We also encourage leaders to consider “squadifcation” as a way to empower and involve proposed Team members in forming and self selecting teams. We provide them guidance on team set up blueprint for the mix and types of capabilities and skills the teams will need and the types of work that will be included in the Product Backlog.

When setting up a new agile team, managers, team leads, team members and stakeholders need to be aware of the types of changes that will occur to the way they work. Importantly, their interactions will start to change as leaders move to supporting self-organisation of the people doing the work over managing functional siloes.
We then deploy overview training for executives to help them establish the basics of roles, responsibilities, terminology and good agile practices. From there, we coach program leadership and teams on a day-to-day basis during their first three months. Whilst training is the initial starting point for organisations moving to agile ways of working, it is not the end point and working with leadership to establish an Agile Centre of Excellence (CoE) for ongoing support on the organisations journey is critical.
Team Kick Off
The team needs “just enough” structure to start work on their first Sprint. We start with one day of agile essentials to give them teh basic Scrum framework and agile principles. An initial layout of the known and best-understood requirements as a Product Backlog is key.

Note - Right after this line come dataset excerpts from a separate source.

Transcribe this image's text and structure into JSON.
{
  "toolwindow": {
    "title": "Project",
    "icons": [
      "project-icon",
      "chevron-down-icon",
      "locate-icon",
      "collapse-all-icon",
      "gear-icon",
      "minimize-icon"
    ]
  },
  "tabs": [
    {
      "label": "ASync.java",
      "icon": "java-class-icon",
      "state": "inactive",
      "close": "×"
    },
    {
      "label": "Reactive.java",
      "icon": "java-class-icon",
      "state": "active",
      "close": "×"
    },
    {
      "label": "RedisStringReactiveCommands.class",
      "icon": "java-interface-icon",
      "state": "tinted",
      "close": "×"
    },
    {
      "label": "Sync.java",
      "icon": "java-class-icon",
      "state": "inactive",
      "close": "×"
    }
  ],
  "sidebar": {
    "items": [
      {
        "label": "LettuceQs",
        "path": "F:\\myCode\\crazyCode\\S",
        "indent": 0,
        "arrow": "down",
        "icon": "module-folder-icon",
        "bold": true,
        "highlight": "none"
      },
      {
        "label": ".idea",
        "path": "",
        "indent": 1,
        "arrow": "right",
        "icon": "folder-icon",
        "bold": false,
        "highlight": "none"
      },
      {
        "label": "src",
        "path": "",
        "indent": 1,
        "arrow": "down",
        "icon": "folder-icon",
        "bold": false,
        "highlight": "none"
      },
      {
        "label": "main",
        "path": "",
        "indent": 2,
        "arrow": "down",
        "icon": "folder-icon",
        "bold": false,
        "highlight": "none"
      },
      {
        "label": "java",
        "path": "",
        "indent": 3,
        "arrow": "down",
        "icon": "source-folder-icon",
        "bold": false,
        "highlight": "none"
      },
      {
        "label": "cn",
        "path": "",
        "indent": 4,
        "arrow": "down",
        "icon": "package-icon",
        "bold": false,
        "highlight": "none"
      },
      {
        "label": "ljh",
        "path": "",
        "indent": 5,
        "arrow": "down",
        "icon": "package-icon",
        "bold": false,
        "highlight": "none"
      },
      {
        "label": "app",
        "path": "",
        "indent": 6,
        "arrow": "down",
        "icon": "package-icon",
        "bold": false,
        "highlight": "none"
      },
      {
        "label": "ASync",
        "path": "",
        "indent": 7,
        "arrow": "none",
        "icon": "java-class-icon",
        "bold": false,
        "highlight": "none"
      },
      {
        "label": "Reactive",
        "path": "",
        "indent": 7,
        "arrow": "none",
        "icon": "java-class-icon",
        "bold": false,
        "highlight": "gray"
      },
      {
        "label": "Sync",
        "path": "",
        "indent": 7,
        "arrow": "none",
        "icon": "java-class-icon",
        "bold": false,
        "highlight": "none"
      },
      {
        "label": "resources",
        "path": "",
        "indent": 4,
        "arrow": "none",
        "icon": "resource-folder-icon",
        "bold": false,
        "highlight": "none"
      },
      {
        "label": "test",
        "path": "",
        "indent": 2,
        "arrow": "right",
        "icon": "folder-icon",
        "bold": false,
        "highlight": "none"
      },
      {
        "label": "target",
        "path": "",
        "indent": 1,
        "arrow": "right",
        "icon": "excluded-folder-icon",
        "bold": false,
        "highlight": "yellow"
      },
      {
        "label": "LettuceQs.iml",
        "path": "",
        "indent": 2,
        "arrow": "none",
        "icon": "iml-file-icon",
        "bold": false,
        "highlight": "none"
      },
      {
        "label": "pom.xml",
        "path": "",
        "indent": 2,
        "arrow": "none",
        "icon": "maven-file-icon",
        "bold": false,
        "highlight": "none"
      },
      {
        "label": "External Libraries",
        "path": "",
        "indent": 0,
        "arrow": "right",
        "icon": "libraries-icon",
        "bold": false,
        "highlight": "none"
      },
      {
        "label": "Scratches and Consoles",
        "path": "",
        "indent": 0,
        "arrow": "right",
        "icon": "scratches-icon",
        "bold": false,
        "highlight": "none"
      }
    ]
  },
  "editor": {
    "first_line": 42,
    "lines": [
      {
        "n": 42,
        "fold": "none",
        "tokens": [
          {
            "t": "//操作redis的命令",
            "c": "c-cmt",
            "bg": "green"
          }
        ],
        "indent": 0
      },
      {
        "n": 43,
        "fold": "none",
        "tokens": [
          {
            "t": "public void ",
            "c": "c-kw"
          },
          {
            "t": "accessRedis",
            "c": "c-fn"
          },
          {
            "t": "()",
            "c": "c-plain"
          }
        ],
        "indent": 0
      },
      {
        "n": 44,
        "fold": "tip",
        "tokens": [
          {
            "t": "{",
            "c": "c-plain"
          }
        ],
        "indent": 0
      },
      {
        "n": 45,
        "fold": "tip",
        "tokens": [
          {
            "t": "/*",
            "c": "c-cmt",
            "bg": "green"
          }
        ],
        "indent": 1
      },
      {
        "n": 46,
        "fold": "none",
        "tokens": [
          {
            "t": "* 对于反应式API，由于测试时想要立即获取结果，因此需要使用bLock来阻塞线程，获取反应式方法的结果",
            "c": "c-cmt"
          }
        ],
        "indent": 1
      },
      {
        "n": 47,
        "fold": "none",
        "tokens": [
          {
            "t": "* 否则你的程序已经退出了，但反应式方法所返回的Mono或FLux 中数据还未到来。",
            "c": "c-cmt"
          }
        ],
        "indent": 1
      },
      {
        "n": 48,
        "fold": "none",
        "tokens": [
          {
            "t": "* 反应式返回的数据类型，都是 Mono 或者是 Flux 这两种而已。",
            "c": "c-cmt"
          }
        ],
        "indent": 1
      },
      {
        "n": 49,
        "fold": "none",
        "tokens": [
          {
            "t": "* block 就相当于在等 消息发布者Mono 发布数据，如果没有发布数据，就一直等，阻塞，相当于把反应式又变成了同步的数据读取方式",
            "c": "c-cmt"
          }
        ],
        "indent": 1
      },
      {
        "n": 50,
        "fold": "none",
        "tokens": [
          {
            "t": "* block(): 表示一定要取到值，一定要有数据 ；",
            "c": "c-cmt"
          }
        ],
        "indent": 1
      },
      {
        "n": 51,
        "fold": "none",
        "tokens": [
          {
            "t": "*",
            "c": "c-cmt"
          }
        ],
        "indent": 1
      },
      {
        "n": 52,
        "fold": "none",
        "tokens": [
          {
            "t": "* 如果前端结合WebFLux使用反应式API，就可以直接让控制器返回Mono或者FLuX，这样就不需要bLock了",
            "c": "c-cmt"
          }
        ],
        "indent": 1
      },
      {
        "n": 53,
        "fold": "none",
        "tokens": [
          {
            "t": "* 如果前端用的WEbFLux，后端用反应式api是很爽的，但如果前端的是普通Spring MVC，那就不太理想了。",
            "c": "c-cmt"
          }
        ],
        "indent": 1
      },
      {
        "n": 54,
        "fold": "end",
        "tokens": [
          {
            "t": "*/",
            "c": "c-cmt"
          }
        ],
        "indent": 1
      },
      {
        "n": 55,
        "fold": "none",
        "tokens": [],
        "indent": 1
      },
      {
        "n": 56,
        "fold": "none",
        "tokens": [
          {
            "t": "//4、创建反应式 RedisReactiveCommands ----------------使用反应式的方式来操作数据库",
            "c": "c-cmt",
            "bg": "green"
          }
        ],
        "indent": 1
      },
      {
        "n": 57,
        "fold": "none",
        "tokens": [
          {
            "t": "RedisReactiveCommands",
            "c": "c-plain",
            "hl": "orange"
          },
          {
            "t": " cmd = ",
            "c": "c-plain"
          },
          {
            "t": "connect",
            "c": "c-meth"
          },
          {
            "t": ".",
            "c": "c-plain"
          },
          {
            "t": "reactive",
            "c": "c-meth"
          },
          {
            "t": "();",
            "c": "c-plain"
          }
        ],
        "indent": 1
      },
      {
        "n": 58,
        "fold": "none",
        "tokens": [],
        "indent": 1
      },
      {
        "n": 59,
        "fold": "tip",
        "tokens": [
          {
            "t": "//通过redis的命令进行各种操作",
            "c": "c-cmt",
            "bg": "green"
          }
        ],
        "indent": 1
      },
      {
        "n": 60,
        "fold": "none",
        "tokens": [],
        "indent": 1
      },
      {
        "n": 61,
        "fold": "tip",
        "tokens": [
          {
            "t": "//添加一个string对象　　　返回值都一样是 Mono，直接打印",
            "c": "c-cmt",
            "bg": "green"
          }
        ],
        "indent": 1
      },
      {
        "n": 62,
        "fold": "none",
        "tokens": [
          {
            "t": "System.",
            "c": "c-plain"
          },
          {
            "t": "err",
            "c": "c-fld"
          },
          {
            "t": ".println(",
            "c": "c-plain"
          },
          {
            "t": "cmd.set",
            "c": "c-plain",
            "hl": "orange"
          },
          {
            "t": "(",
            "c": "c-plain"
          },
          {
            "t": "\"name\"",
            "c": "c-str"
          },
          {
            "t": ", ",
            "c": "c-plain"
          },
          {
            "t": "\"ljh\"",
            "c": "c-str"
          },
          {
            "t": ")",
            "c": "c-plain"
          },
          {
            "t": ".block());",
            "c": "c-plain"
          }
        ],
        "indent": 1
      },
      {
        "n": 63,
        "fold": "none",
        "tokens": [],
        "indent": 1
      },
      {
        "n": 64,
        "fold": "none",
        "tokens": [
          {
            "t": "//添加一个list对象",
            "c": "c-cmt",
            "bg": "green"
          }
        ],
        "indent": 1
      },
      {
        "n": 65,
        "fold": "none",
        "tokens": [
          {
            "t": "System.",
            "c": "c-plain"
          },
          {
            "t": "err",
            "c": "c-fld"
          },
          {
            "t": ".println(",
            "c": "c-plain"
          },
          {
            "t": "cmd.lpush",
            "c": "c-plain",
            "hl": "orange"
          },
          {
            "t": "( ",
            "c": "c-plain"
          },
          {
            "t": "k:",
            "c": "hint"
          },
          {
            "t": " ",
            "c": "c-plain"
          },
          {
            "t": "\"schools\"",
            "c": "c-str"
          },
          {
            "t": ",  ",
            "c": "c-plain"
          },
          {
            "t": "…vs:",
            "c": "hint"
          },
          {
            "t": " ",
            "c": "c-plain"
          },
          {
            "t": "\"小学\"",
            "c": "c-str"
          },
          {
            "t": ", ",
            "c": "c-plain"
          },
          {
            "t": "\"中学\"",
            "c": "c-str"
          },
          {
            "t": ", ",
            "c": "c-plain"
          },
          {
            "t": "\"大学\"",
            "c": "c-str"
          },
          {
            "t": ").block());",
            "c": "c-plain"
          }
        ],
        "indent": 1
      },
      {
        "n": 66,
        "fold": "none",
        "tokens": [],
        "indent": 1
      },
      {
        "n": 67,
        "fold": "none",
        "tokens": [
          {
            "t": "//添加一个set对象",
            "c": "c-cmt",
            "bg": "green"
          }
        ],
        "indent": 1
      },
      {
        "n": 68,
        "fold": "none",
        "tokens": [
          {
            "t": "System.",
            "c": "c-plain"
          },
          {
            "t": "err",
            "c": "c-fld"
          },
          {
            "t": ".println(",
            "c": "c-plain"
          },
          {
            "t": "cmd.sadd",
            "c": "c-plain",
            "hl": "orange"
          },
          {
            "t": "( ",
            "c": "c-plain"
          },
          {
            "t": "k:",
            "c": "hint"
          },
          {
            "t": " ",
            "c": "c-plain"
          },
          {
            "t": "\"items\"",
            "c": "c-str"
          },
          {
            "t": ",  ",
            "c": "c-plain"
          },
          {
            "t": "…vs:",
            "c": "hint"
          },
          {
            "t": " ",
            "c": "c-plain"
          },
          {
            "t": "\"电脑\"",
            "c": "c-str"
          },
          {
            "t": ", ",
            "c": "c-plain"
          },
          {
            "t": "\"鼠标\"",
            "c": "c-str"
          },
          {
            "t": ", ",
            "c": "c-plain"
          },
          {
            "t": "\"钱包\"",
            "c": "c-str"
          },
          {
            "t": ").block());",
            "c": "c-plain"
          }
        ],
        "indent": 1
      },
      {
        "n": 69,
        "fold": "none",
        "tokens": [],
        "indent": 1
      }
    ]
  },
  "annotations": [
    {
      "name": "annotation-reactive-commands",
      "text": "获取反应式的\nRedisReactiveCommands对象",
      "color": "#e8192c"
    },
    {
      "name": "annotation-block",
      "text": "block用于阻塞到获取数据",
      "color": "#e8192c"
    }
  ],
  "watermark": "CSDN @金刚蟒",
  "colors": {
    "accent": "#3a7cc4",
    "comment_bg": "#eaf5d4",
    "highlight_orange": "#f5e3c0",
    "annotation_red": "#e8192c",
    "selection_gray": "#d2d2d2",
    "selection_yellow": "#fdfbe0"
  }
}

The product backlog will then evolve as the product and the environment in which it will be used evolves. Having a consistent understanding of that work, how it contributes to the product vision, the roadmap and the team roles that will help to achieve the result, are the key setting up the team for success.
To build the foundation of the teams understanding of the new way of working immediately after agile overview session training we suggest a team kick off workshop to help expedite team forming. In thsi session we support teams to develop:
- Team Charter
- Team name/forming
- Team capability matrix (blueprint)
- Team Product Backlog formation with user story writing
- Scrum Master mentoring on roles and responsibilities
- Product Owner mentoring on roles and responsibilities
- Infographics on roles and responsibilities and key events
- Team preparation checklist
Scaling to Enterpise Agility
As more teams are rolled out and the teams continue to develop in agile maturity, these teams tend to form teams of teams. This is when scaling accross the organisation starts to lead to a “tipping point” of agile teams and this is where we start to see the results of setting up a standardised and consistent approach and focusing on developing an agile mindset helps fuel Enterprise Agility.

As more Teams are set up, these teams form a new Agile Release Train or Nexus group at scale and focus on business priorities, value outcomes and continuous imp;rovment on their journey to increasing agile capability and maturity.
As teams mature on their journey we have seen them strengthening their bonds and connectedness, through working together on challenges. They have become more deliberate in their communication, resolving and seeking help for impediments and providing early feedback on the progress. There is a commitment to backlog refinement to ensure alignment on expectations of the work and organisational vision.